[48875] in Cypherpunks
Re: Crypto-smart-card startup Inside Technologies
daemon@ATHENA.MIT.EDU (Peter Monta)
Thu Feb 1 00:42:33 1996
To: cypherpunks@toad.com
In-Reply-To: Your message of "Wed, 31 Jan 1996 20:47:07 PST."
<m0thqvv-00092XC@pacifier.com>
Date: Wed, 31 Jan 1996 21:41:19 -0800
From: Peter Monta <pmonta@qualcomm.com>
jim bell <jimbell@pacifier.com> writes:
> > [ Inside Technologies ]
> > ..."In public-key cryptography, 512-bit keys are typical and
> > already vulnerable. So we are looking at 640-bit-long keys
> > supported by a scalable design."
>
> This kind of thing disgusts me.

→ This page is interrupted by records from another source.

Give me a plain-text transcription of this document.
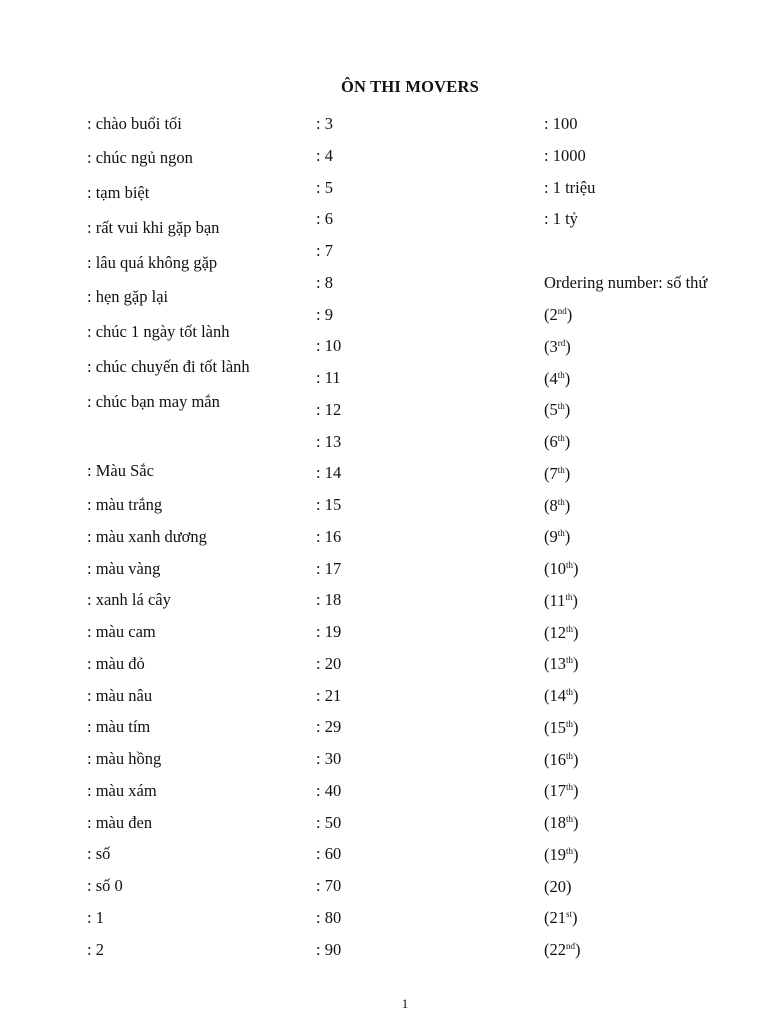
ÔN THI MOVERS
: chào buổi tối
: chúc ngủ ngon
: tạm biệt
: rất vui khi gặp bạn
: lâu quá không gặp
: hẹn gặp lại
: chúc 1 ngày tốt lành
: chúc chuyến đi tốt lành
: chúc bạn may mắn
: Màu Sắc
: màu trắng
: màu xanh dương
: màu vàng
: xanh lá cây
: màu cam
: màu đỏ
: màu nâu
: màu tím
: màu hồng
: màu xám
: màu đen
: số
: số 0
: 1
: 2
: 3
: 4
: 5
: 6
: 7
: 8
: 9
: 10
: 11
: 12
: 13
: 14
: 15
: 16
: 17
: 18
: 19
: 20
: 21
: 29
: 30
: 40
: 50
: 60
: 70
: 80
: 90
: 100
: 1000
: 1 triệu
: 1 tỷ
Ordering number: số thứ
(2nd)
(3rd)
(4th)
(5th)
(6th)
(7th)
(8th)
(9th)
(10th)
(11th)
(12th)
(13th)
(14th)
(15th)
(16th)
(17th)
(18th)
(19th)
(20)
(21st)
(22nd)
1
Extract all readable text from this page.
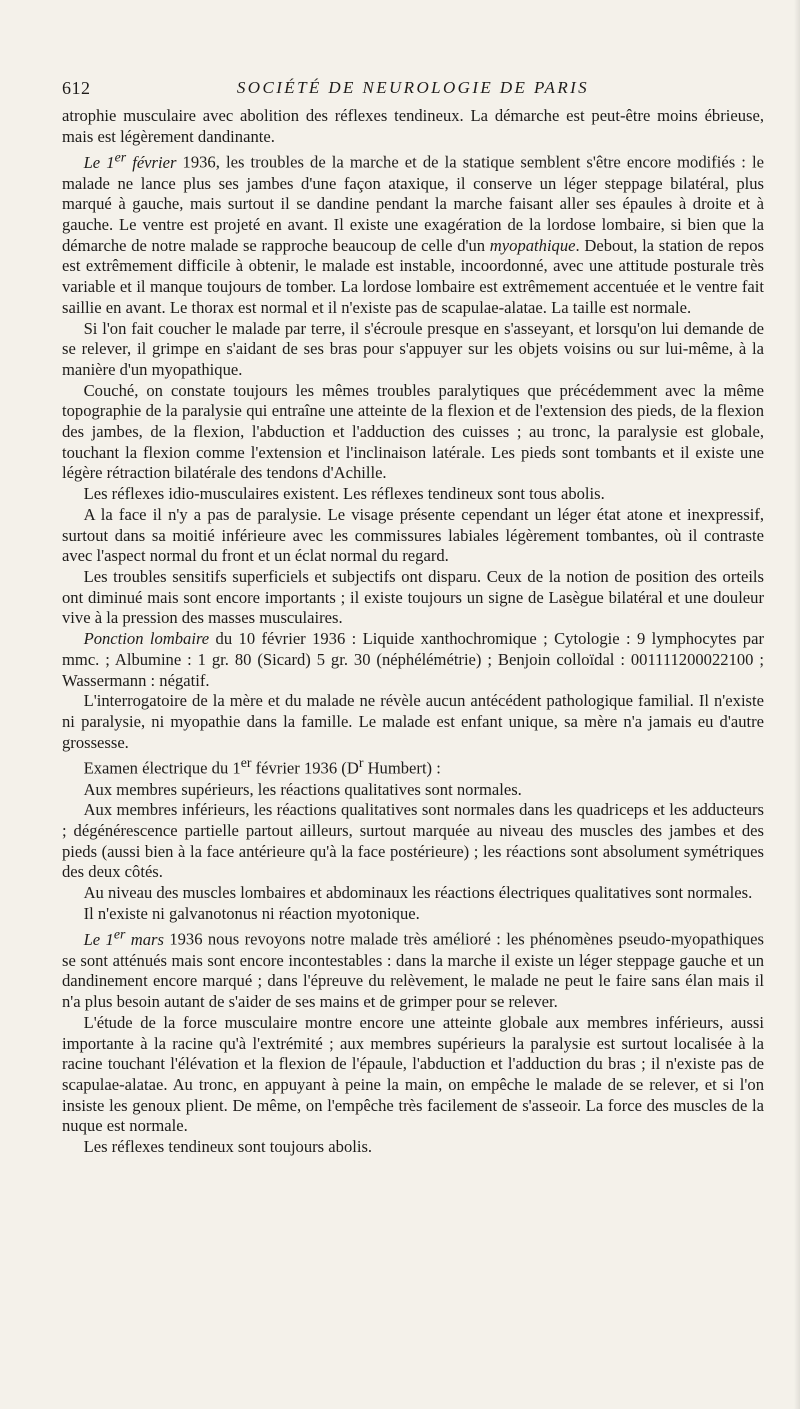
612	SOCIÉTÉ DE NEUROLOGIE DE PARIS

atrophie musculaire avec abolition des réflexes tendineux. La démarche est peut-être moins ébrieuse, mais est légèrement dandinante.

Le 1er février 1936, les troubles de la marche et de la statique semblent s'être encore modifiés : le malade ne lance plus ses jambes d'une façon ataxique, il conserve un léger steppage bilatéral, plus marqué à gauche, mais surtout il se dandine pendant la marche faisant aller ses épaules à droite et à gauche. Le ventre est projeté en avant. Il existe une exagération de la lordose lombaire, si bien que la démarche de notre malade se rapproche beaucoup de celle d'un myopathique. Debout, la station de repos est extrêmement difficile à obtenir, le malade est instable, incoordonné, avec une attitude posturale très variable et il manque toujours de tomber. La lordose lombaire est extrêmement accentuée et le ventre fait saillie en avant. Le thorax est normal et il n'existe pas de scapulae-alatae. La taille est normale.

Si l'on fait coucher le malade par terre, il s'écroule presque en s'asseyant, et lorsqu'on lui demande de se relever, il grimpe en s'aidant de ses bras pour s'appuyer sur les objets voisins ou sur lui-même, à la manière d'un myopathique.

Couché, on constate toujours les mêmes troubles paralytiques que précédemment avec la même topographie de la paralysie qui entraîne une atteinte de la flexion et de l'extension des pieds, de la flexion des jambes, de la flexion, l'abduction et l'adduction des cuisses ; au tronc, la paralysie est globale, touchant la flexion comme l'extension et l'inclinaison latérale. Les pieds sont tombants et il existe une légère rétraction bilatérale des tendons d'Achille.

Les réflexes idio-musculaires existent. Les réflexes tendineux sont tous abolis.

A la face il n'y a pas de paralysie. Le visage présente cependant un léger état atone et inexpressif, surtout dans sa moitié inférieure avec les commissures labiales légèrement tombantes, où il contraste avec l'aspect normal du front et un éclat normal du regard.

Les troubles sensitifs superficiels et subjectifs ont disparu. Ceux de la notion de position des orteils ont diminué mais sont encore importants ; il existe toujours un signe de Lasègue bilatéral et une douleur vive à la pression des masses musculaires.

Ponction lombaire du 10 février 1936 : Liquide xanthochromique ; Cytologie : 9 lymphocytes par mmc. ; Albumine : 1 gr. 80 (Sicard) 5 gr. 30 (néphélémétrie) ; Benjoin colloïdal : 001111200022100 ; Wassermann : négatif.

L'interrogatoire de la mère et du malade ne révèle aucun antécédent pathologique familial. Il n'existe ni paralysie, ni myopathie dans la famille. Le malade est enfant unique, sa mère n'a jamais eu d'autre grossesse.

Examen électrique du 1er février 1936 ($D^r$ Humbert) :

Aux membres supérieurs, les réactions qualitatives sont normales.

Aux membres inférieurs, les réactions qualitatives sont normales dans les quadriceps et les adducteurs ; dégénérescence partielle partout ailleurs, surtout marquée au niveau des muscles des jambes et des pieds (aussi bien à la face antérieure qu'à la face postérieure) ; les réactions sont absolument symétriques des deux côtés.

Au niveau des muscles lombaires et abdominaux les réactions électriques qualitatives sont normales.

Il n'existe ni galvanotonus ni réaction myotonique.

Le 1er mars 1936 nous revoyons notre malade très amélioré : les phénomènes pseudo-myopathiques se sont atténués mais sont encore incontestables : dans la marche il existe un léger steppage gauche et un dandinement encore marqué ; dans l'épreuve du relèvement, le malade ne peut le faire sans élan mais il n'a plus besoin autant de s'aider de ses mains et de grimper pour se relever.

L'étude de la force musculaire montre encore une atteinte globale aux membres inférieurs, aussi importante à la racine qu'à l'extrémité ; aux membres supérieurs la paralysie est surtout localisée à la racine touchant l'élévation et la flexion de l'épaule, l'abduction et l'adduction du bras ; il n'existe pas de scapulae-alatae. Au tronc, en appuyant à peine la main, on empêche le malade de se relever, et si l'on insiste les genoux plient. De même, on l'empêche très facilement de s'asseoir. La force des muscles de la nuque est normale.

Les réflexes tendineux sont toujours abolis.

We already know 512-bit keys are weak. As
> I recall, I was told that 512 bit keys could be cracked in 20,000
> MIPS-years. If the ballpark formula holds that adding 10 bits doubles the
> security, that merely means that 640 bits is 2**(128/10) or 8000 times
> strong. While obviously better than 512, it is not ENOUGH better to make me
> confident that this is a long-term secure length. 768 or 1024 bits should
> be considered the minimum. A deliberate design of 640 bits makes it look
> like it's intended to be crackable in 5-10 years, much as DES was suspected
> of a similar design decision in limiting its keylength to 56 bits.
But the "scalable design" presumably means the hardware can deal
with a variety of modulus lengths. As you say, they would be
short-sighted to make a fixed choice.